Não tem, imperador coisa nenhuma. Apesar da arrogância era boa companhia para
caçar. Tinha bom olho, raramente errava um disparo. Ele e a espingarda eram um
só. Um dia errou. A gente na mata, caçando furão, foi quando ouvi o tiro. Não
vi quando disparou, estava procurando o bicho, o estrondo é que acusou disparo.
– Pegou? Cadê?
– Atirei atoa, para
fazer barulho. Não suporto mais esse silêncio, queria ter certeza de que não
ficara ensurdecido.
Que silêncio se a
mata tem música própria? Se não é a passarinhada a cantar num coro disforme é o
mico a guinchar ou o zunzum das abelhas. O riso alegre do riacho a correr. A
natureza tem sua própria melodia harmoniosa. Até o farejar dos cachorros
rompiam o silêncio. Tiro não se fazia necessário além de espantar a caça. Era
mentira do Casemiro, eu vi o buraco do chumbo ali no chão, bem na margem do
riacho servindo de companhia para a noz partida mordiscada. Tentou pegar o
furão enquanto comia, errou e o danado correu afugentado. Não confessou o erro,
nunca confessa. Mas agora não pode errar, a caça é a onça. Um dia é da caça o
outro é do caçador. Caça e caçador invertidos na realidade. Tiro mal dado e a
onça é que faz de nós a sua caça.
O primeiro dia
inteiro na mata e nem a sombra da onça foi vista. Ao anoitecer levantamos
acampamento e nos sentamos com a fogueira interposta ente nós e as barracas.
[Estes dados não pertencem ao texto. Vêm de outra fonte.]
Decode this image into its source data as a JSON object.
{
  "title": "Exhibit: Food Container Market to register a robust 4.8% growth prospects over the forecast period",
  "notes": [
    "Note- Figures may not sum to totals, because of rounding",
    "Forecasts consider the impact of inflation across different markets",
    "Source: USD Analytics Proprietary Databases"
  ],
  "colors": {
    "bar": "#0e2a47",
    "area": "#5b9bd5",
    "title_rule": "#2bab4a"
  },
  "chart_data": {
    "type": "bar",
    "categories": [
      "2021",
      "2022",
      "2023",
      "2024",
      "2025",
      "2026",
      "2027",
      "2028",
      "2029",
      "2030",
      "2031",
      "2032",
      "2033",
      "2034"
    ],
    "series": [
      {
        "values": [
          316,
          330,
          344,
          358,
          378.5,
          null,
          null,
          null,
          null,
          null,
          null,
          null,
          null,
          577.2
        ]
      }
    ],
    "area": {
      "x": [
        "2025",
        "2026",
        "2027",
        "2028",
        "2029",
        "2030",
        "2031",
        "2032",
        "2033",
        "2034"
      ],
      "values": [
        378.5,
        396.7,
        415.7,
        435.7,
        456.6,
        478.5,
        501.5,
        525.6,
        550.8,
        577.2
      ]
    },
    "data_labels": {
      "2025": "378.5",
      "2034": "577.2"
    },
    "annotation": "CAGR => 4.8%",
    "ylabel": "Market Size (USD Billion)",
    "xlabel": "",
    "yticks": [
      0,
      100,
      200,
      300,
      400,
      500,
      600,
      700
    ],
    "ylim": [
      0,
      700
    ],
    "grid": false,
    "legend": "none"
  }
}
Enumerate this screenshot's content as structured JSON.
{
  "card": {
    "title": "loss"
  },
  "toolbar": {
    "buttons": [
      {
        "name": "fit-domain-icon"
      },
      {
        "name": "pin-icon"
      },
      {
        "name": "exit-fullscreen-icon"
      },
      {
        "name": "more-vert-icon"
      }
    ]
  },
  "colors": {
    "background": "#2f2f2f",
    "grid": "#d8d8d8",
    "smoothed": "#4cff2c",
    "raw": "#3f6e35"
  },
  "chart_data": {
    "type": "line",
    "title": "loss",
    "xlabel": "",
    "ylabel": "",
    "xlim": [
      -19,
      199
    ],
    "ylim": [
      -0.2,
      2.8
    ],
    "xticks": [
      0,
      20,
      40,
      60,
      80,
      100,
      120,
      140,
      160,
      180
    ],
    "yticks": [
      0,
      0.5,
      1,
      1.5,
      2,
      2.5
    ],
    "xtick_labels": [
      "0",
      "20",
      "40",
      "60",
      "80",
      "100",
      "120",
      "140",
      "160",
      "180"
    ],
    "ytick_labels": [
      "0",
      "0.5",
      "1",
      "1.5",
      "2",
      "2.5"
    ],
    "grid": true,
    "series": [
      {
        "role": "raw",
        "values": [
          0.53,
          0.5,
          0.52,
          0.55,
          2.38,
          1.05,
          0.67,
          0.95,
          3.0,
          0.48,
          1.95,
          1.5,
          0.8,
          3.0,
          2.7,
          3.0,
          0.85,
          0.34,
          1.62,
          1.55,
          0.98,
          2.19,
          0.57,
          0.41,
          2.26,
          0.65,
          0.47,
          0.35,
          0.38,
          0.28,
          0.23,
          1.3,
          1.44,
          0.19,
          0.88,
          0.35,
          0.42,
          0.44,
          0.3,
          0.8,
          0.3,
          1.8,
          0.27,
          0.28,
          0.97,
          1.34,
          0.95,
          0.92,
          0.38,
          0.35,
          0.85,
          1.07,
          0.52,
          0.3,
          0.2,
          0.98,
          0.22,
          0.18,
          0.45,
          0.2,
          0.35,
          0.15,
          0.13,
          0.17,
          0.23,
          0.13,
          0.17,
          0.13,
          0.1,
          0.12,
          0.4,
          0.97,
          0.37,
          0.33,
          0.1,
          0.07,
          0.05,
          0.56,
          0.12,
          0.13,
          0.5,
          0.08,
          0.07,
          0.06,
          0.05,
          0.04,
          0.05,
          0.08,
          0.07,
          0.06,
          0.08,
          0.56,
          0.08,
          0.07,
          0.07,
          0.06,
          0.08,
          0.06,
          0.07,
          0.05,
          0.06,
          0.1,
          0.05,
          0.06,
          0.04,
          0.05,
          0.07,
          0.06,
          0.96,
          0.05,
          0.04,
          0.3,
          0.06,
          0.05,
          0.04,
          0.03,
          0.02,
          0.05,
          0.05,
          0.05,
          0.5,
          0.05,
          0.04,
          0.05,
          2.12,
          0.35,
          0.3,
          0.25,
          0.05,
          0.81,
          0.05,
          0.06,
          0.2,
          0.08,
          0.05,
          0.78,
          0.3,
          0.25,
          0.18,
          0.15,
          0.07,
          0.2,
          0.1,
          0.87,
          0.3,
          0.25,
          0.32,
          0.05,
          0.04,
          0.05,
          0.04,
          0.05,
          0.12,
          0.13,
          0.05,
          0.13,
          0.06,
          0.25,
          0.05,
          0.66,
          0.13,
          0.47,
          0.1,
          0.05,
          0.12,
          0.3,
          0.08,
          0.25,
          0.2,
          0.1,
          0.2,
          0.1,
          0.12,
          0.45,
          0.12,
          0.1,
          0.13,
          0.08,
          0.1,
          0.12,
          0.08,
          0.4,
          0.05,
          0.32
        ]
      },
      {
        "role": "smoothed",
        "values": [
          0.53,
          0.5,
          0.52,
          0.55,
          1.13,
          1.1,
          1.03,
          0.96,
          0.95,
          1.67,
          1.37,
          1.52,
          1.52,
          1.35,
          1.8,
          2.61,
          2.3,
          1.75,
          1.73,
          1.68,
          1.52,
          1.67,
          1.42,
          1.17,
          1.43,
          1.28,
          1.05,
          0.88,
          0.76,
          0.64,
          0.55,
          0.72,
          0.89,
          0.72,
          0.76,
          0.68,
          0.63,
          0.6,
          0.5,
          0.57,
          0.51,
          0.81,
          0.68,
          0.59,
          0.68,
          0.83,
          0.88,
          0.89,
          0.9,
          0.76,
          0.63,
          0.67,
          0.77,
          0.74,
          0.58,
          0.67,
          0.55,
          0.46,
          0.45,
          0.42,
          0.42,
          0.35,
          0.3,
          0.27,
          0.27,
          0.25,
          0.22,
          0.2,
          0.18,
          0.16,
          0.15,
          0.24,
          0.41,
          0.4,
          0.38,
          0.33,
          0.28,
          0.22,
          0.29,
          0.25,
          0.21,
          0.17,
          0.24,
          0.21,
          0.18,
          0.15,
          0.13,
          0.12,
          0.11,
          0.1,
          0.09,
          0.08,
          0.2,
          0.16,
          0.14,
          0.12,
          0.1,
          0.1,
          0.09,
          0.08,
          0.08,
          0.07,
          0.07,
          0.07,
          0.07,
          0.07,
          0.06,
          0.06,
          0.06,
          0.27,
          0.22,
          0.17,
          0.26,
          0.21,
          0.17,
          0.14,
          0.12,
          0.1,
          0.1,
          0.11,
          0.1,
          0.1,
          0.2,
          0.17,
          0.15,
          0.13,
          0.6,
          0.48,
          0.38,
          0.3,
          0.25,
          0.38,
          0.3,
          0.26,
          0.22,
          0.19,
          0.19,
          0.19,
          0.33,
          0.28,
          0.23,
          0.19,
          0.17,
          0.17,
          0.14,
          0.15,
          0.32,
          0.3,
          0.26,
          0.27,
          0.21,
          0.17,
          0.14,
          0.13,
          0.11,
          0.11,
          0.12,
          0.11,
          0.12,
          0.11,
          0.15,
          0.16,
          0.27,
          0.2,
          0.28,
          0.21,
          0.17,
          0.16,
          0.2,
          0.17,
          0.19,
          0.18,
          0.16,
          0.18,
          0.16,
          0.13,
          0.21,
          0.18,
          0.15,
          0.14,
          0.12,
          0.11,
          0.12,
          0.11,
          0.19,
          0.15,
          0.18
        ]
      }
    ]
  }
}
Nessas horas Casemiro emudece, desaprende a falar. Vira um fantasma do meu
lado, daqueles que a gente vê, mas desacredita por não ouvir ruído algum. Uma
imagem sem som, feito a nuvem lá no céu que corre silenciosa. Assim ficou a
noite toda. Nem “boa noite”, nem “durma com deus”. E é de noite no mato que a
gente sente a falta da companhia de uma voz humana. Todos os olhos da mata nos
vigiando os movimentos e nossos corpos com a carne arrancada. Os olhos nos
penetravam a alma e liam nossos pensamentos. No calar da noite quem faz música
é o grilo. A escuridão densa e pesada esmaga, a solidez da pretura do ar
transforma o bravo homem em menino encurralado pelo medo. Em todas as noites
que eu passava na mata sentia um olhar desconhecido, não de bicho nem anjo da
guarda. Era um olhar vigilante e silencioso. Não eram os olhos brilhantes da
mata que me olhavam, pois o próprio negrume da noite me impunha seus olhos.
Essa desconfortável situação me levava a deitar logo cedo. Dormir era custoso,
somente depois que os olhos vigilantes se fossem.
De manhã cedinho é
que levantávamos. Água fria do riacho no rosto, uma fruta bem fresquinha e tudo
pronto para a caçada. Eu chupava ainda uma rapadura que era para dar vigor. Pé
no mato e mais um dia de caçada. Cadê a onça? Para cá que veio, para o mato.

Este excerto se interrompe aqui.